OAKLAND, Maine — When police stopped an old school bus for speeding early Sunday morning, they discovered a group of underage Colby College students on board who had been drinking.
The students, who had rented the vehicle, were returning from an off-campus house in Rome rented by students to hold parties, Oakland police Sgt. Tracey Frost said Tuesday. The bus was stopped by Officer Bryant Laverdiere on High Street at about 1 a.m.
“In order to talk to the bus driver, [the officer] got on board. And as he got on, he could smell alcohol. And by looking at the crowd, he could tell they were underage,” Frost said.
A total of 22 underage students from the Waterville college were charged with possession of alcohol by consumption after alcohol was detected with a portable Breathalyzer test, the sergeant said. Two of the students, Zoe Gaffney, 19, of New York, and Robert York, 20, of Waterville, gave false names and then signed the tickets using their fictitious identities. The were also charged with forgery, Frost said.
All of the underage students have December court dates. Those over the age of 21 on the bus were not charged, he said.
Frost said that the bus driver, who was speeding 20 mph over the limit in a 25 mph zone, was given a warning because “he had a very good traffic record.”
Who provided the students with alcohol is still under investigation.
“They were out at a party in the town of Rome, which is two towns over from us,” Frost said. “A group of students out there have rented a house. We call it a ‘Colby house.’ It’s so students can get together and throw parties.”
The students on the bus “all kind of chipped in to rent a bus to get back and forth. While I admire the fact they don’t want to drink and drive, you have to be age 21 to drink,” the sergeant said.
Information about the underage drinking was given to the Kennebec County Sheriff’s Office and Maine State Police, who share coverage of the area, he said.
“I know they are looking into it,” Frost said.
Colby College officials were informed about the students being charged, Frost said, adding that the college has always acted quickly to address any underage drinking problems.
“They will do some follow up of their own,” the sergeant said.

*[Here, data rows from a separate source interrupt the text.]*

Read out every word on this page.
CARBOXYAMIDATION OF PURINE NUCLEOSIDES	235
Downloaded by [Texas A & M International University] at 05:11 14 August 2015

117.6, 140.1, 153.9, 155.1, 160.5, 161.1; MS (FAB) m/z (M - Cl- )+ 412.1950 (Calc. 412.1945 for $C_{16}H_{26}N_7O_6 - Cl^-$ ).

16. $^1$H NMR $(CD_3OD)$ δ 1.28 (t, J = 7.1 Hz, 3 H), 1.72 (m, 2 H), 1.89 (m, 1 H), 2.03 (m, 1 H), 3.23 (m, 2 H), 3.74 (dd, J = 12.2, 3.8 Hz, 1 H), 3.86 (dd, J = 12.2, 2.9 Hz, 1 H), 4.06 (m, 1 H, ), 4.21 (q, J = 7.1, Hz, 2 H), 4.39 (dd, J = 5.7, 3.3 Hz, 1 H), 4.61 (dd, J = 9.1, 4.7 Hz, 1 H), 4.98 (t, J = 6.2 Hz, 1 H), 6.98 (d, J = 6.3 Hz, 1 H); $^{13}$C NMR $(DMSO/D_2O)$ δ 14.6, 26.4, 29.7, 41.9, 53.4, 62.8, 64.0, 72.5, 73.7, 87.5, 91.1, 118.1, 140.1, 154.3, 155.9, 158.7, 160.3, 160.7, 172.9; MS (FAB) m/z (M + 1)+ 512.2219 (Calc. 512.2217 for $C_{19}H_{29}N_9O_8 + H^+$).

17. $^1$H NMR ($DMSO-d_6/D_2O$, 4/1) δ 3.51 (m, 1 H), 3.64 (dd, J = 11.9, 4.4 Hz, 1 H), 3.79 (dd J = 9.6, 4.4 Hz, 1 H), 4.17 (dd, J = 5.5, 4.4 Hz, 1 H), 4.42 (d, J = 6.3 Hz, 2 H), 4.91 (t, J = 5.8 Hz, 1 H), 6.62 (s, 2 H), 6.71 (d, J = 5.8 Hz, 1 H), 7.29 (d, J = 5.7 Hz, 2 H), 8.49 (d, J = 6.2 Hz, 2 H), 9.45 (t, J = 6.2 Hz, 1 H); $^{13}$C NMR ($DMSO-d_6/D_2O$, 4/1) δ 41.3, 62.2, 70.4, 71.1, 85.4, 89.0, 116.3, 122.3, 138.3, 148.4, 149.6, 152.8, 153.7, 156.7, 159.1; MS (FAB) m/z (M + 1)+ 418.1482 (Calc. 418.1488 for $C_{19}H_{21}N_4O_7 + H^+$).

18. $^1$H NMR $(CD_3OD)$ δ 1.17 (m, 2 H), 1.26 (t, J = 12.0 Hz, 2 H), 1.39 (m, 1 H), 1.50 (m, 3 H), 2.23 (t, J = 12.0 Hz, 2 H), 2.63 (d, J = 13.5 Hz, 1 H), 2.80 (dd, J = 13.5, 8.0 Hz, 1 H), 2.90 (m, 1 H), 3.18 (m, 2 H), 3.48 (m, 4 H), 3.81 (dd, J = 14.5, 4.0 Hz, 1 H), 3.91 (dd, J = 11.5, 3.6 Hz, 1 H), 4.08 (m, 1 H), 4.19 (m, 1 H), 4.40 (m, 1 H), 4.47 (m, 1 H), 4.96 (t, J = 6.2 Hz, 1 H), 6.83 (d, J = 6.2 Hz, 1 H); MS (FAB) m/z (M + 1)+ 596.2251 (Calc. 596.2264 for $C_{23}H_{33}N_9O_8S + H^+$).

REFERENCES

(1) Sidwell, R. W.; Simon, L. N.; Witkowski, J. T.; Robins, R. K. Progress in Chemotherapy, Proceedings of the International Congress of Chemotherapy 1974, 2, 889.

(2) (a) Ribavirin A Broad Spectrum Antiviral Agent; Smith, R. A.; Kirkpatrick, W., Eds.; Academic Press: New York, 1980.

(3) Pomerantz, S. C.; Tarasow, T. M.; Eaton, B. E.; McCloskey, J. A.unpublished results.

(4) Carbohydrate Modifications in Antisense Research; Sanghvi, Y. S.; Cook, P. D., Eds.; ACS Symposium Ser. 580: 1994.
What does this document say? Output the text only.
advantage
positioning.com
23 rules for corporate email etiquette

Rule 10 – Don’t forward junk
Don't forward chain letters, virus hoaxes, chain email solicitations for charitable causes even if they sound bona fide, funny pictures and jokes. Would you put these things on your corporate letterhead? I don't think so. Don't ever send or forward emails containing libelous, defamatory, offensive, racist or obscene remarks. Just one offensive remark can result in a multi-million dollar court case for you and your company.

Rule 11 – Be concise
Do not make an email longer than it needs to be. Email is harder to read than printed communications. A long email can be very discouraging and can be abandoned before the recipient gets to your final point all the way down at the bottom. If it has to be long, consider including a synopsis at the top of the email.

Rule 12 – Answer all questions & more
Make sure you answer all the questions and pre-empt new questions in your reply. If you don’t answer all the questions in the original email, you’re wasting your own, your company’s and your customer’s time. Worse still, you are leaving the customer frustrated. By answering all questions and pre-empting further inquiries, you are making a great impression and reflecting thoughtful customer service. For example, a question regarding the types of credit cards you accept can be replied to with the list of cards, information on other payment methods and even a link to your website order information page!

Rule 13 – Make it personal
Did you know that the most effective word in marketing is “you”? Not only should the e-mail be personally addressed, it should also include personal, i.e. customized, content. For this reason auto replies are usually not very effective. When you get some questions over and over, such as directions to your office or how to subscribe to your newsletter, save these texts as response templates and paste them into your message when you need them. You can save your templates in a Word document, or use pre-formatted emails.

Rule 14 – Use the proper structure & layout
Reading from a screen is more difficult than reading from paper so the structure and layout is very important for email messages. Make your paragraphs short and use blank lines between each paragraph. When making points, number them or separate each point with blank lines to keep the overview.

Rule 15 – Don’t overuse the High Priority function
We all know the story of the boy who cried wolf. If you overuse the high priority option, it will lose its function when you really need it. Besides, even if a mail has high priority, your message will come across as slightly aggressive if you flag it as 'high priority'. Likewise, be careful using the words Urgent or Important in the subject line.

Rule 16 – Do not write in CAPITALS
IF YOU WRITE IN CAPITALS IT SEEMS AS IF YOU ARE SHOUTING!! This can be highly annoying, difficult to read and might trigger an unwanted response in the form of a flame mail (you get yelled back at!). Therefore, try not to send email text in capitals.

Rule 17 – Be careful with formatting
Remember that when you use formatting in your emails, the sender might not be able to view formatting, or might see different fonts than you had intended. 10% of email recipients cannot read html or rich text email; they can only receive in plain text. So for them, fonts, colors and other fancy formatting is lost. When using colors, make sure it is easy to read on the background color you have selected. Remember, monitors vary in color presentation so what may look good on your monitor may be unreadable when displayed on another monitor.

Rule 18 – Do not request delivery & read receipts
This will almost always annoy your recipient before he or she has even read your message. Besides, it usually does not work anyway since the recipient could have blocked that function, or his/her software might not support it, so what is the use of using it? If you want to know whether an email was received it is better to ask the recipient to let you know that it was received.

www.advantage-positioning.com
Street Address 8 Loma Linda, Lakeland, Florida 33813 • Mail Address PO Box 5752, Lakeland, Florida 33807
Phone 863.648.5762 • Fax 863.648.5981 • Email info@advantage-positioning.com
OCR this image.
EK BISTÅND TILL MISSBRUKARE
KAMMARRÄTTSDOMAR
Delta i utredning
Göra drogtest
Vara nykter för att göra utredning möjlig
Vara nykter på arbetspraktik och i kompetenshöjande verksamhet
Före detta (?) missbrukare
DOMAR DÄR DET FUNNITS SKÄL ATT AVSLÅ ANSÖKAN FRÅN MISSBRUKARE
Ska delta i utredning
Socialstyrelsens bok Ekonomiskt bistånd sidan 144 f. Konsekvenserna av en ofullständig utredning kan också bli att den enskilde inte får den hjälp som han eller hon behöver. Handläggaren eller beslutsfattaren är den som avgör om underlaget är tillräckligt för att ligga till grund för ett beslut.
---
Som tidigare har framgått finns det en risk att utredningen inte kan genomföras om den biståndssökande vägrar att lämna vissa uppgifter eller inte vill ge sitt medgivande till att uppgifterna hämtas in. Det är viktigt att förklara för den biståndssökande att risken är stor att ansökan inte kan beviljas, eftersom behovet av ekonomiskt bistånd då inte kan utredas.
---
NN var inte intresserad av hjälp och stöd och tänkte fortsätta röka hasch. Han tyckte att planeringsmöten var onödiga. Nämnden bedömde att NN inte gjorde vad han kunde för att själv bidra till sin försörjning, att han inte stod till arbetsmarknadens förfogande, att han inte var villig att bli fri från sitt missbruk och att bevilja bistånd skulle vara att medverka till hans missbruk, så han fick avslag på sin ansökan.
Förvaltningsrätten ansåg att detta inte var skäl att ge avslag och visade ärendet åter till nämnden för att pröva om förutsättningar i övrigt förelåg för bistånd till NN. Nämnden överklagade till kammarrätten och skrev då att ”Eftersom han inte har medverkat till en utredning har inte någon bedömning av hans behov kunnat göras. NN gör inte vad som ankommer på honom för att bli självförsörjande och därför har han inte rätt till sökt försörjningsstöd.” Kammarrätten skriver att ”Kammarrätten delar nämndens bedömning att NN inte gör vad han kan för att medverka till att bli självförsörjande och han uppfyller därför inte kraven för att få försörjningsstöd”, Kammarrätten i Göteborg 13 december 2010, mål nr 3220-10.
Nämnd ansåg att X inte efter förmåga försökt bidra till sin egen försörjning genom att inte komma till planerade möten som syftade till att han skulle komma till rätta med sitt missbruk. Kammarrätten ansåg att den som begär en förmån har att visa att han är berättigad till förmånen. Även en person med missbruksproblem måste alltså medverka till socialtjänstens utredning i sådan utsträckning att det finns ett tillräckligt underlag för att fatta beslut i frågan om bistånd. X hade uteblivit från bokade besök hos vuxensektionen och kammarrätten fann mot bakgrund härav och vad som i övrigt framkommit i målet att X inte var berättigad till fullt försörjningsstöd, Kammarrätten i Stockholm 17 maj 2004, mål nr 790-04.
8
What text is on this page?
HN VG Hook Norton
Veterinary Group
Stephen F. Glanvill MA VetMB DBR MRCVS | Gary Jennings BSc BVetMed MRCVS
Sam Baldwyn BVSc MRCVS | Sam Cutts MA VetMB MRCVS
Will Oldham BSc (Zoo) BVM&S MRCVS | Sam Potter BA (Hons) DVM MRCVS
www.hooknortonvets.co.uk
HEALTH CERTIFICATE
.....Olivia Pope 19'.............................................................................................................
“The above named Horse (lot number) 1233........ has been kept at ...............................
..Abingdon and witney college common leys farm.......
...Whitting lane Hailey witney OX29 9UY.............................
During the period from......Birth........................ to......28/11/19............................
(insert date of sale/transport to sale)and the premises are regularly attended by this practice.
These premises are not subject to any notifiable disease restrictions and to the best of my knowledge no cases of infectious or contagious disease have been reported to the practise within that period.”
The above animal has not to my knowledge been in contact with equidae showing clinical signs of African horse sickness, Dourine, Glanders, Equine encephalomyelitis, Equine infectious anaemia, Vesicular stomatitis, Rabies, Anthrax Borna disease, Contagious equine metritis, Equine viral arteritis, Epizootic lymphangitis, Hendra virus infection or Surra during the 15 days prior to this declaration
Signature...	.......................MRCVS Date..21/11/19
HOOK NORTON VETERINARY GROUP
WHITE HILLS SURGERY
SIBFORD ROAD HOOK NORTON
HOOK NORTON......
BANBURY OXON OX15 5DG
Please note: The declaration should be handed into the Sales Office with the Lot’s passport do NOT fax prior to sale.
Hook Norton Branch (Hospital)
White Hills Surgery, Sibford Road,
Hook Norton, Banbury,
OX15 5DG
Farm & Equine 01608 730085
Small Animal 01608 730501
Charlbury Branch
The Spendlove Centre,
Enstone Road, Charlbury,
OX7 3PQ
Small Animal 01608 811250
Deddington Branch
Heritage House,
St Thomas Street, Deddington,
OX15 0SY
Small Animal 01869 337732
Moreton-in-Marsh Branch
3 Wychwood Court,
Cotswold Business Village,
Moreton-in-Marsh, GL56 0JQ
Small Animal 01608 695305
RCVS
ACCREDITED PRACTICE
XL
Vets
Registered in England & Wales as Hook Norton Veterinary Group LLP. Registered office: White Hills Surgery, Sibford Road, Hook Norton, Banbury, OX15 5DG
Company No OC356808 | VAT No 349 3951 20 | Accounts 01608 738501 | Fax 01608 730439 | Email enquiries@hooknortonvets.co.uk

All the students “are subject to Colby’s disciplinary process in addition to legal proceedings,” Ruth Jacobs, director of communications, said Tuesday in an email. “While privacy laws prohibit Colby from discussing specific disciplinary cases, we can say that we take underage possession of alcohol seriously, and repeat offenses can result in sanctions up to and including probation, suspension or expulsion.”
The school has a very strict drinking policy, especially concerning hard alcohol, the Colby website states. Students age 21 or older can have beer and wine on campus in residence halls and at approved events, but hard alcohol on campus is limited to the Pub and licensed catered events, the website states.
“Individual students and student groups are prohibited from privately possessing, serving and using hard alcohol on campus,” it states. “Reckless provision of alcohol (i.e. provision of alcohol that leads to hospitalization for intoxication or alcohol-related injury) on or off campus by Colby students is prohibited.”
The “Colby houses” — those rented by students to host parties — come and go every year, and not all of them cause problems, Frost said.
“We actually had one in Oakland last year that we had zero problems with,” the sergeant said. “We’ve been out there once in two years.”
On the other hand, “we had a ‘Colby house’ that the Waterville police department wrote about 90 tickets,” the sergeant said about an underage drinking party busted in March.
A month later, police responded to a “Colby house” in Oakland on Tilton Point Road that resulted in drinking-related charges against 11 Colby College students.